New York Senator Kirsten Gillibrand is among a group of lawmakers introducing legislation that aims to address healthcare disparities.
Gillibrand, alongside a group of colleagues led by U.S. Senator Mazie Hirono, announced the Health Equity and Accountability Act (HEAA), a comprehensive legislation that would create a more equitable health care system and address health disparities for underserved communities. HEAA would address health inequities among racial and ethnic minorities, women, the LGBTQ+ community, rural populations, and socioeconomically disadvantaged communities all throughout the state of New York.
“The coronavirus pandemic has especially devastated underserved communities and underscored the importance of equal access to health care for all,” said Senator Gillibrand. “Yet, for far too many Americans health care remains an unaffordable, inaccessible privilege. The HEAA will make critical investments to address health disparities and help to ensure equitable access to affordable and quality health care – regardless of race, gender, zip code, or immigration status. I thank Senator Hirono for her leadership on this bill and in the fight for a more equitable health care system.”
Amid the coronavirus pandemic, communities of color and low-income and rural populations have been impacted harder by the COVID-19 pandemic due to disparities in the health care system. Underserved communities in New York experienced worse health outcomes and difficulty accessing health information, education, services and coverage even before the pandemic. The HEAA plans to create a roadmap to help break down these barriers and ensure that all Americans can have their needs met by the health care system.
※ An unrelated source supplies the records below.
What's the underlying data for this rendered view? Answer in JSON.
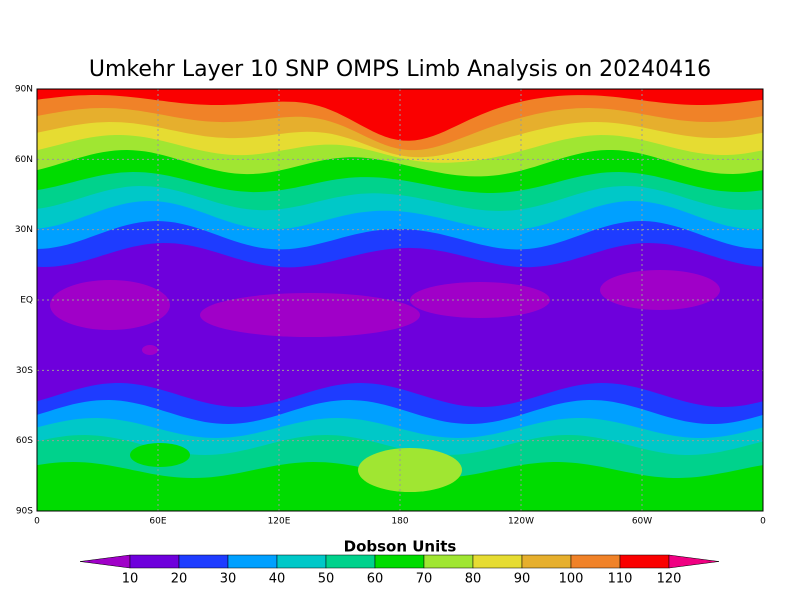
{
  "title": "Umkehr Layer 10 SNP OMPS Limb Analysis on 20240416",
  "lat_labels": [
    "90N",
    "60N",
    "30N",
    "EQ",
    "30S",
    "60S",
    "90S"
  ],
  "lon_labels": [
    "0",
    "60E",
    "120E",
    "180",
    "120W",
    "60W",
    "0"
  ],
  "colorbar": {
    "label": "Dobson Units",
    "levels": [
      10,
      20,
      30,
      40,
      50,
      60,
      70,
      80,
      90,
      100,
      110,
      120
    ],
    "colors": [
      "#a000c8",
      "#6e00dc",
      "#1e3cff",
      "#00a0ff",
      "#00c8c8",
      "#00d28c",
      "#00dc00",
      "#a0e632",
      "#e6dc32",
      "#e6af2d",
      "#f08228",
      "#fa0000",
      "#f00082"
    ]
  }
}
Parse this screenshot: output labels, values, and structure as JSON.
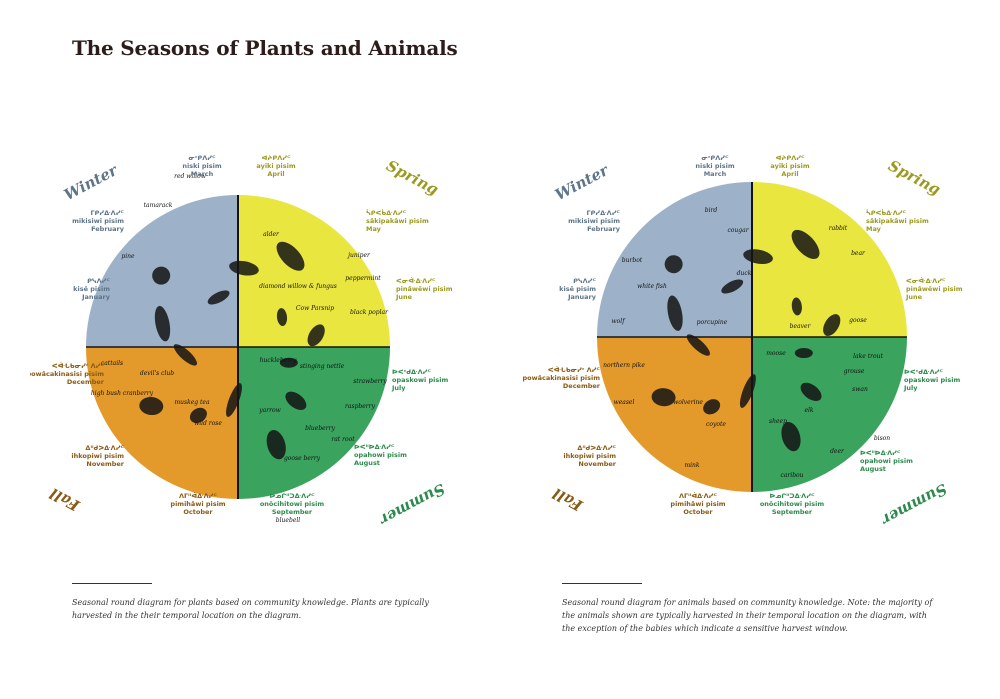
{
  "title": "The Seasons of Plants and Animals",
  "colors": {
    "winter": "#9db2c8",
    "spring": "#eae640",
    "summer": "#3aa35e",
    "fall": "#e39a2a",
    "winter_text": "#5e7489",
    "spring_text": "#9a9a1f",
    "summer_text": "#2c8a4d",
    "fall_text": "#8a5a14"
  },
  "seasons": {
    "winter": "Winter",
    "spring": "Spring",
    "summer": "Summer",
    "fall": "Fall"
  },
  "months": {
    "march": {
      "syll": "ᓂᐢᑭᐱᓯᒼ",
      "cree": "niski pisim",
      "eng": "March"
    },
    "april": {
      "syll": "ᐊᔨᑭᐱᓯᒼ",
      "cree": "ayiki pisim",
      "eng": "April"
    },
    "may": {
      "syll": "ᓵᑭᐸᑳᐏᐱᓯᒼ",
      "cree": "sâkipakâwi pisim",
      "eng": "May"
    },
    "june": {
      "syll": "ᐸᓂᐚᐏᐱᓯᒼ",
      "cree": "pinâwêwi pisim",
      "eng": "June"
    },
    "july": {
      "syll": "ᐅᐸᐢᑯᐏᐱᓯᒼ",
      "cree": "opaskowi pisim",
      "eng": "July"
    },
    "august": {
      "syll": "ᐅᐸᐦᐅᐏᐱᓯᒼ",
      "cree": "opahowi pisim",
      "eng": "August"
    },
    "september": {
      "syll": "ᐅᓄᒋᐦᑐᐏᐱᓯᒼ",
      "cree": "onôcihitowi pisim",
      "eng": "September"
    },
    "october": {
      "syll": "ᐱᒥᐦᐋᐏᐱᓯᒼ",
      "cree": "pimihâwi pisim",
      "eng": "October"
    },
    "november": {
      "syll": "ᐃᐦᑯᐳᐏᐱᓯᒼ",
      "cree": "ihkopiwi pisim",
      "eng": "November"
    },
    "december": {
      "syll": "ᐸᐚᒐᑲᓂᓯᐢ ᐱᓯᒼ",
      "cree": "powâcakinasisi pisim",
      "eng": "December"
    },
    "january": {
      "syll": "ᑭᓭᐱᓯᒼ",
      "cree": "kisê pisim",
      "eng": "January"
    },
    "february": {
      "syll": "ᒥᑭᓯᐏᐱᓯᒼ",
      "cree": "mikisiwi pisim",
      "eng": "February"
    }
  },
  "plants": [
    "tamarack",
    "red willow",
    "pine",
    "alder",
    "juniper",
    "peppermint",
    "diamond willow & fungus",
    "Cow Parsnip",
    "black poplar",
    "cattails",
    "devil's club",
    "high bush cranberry",
    "muskeg tea",
    "wild rose",
    "huckleberry",
    "stinging nettle",
    "strawberry",
    "yarrow",
    "raspberry",
    "blueberry",
    "rat root",
    "goose berry",
    "bluebell"
  ],
  "animals": [
    "bird",
    "cougar",
    "rabbit",
    "burbot",
    "duck",
    "bear",
    "white fish",
    "wolf",
    "porcupine",
    "beaver",
    "goose",
    "northern pike",
    "moose",
    "lake trout",
    "grouse",
    "swan",
    "weasel",
    "wolverine",
    "elk",
    "coyote",
    "sheep",
    "bison",
    "mink",
    "deer",
    "caribou"
  ],
  "captions": {
    "plants": "Seasonal round diagram for plants based on community knowledge. Plants are typically harvested in the their temporal location on the diagram.",
    "animals": "Seasonal round diagram for animals based on community knowledge. Note: the majority of the animals shown are typically harvested in their temporal location on the diagram, with the exception of the babies which indicate a sensitive harvest window."
  }
}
If passed, the HEAA plans to:
- Expand access to health care including for immigrant and rural communities. The legislation includes Senator Hirono’s Covering Our FAS Allies Act, which restores Medicaid eligibility for COFA citizens.
- Improve care for underserved communities through enhanced language access services, provider training on cultural competency, and investments in diversifying the health workforce.
- Dismantle barriers and fund programs to support mental, infant, maternal, sexual, and reproductive health for marginalized and underserved individuals and communities.
- Increase federal resources to address diseases that disproportionately impact minority communities, and engage the entire federal government in building and funding strategies to address social determinants of health.
The full bill can be read here. The legislation was supported in the Senate by U.S. Senators Jeff Merkley (D-OR), Tammy Duckworth (D-IL), Richard Blumenthal (D-CT.), Bernie Sanders (I-VT), Cory Booker (D-NJ), Ben Cardin (D-MD), and Tim Kaine (D-VA) and introduced in the House by Representative Jesús “Chuy” García (D-IL).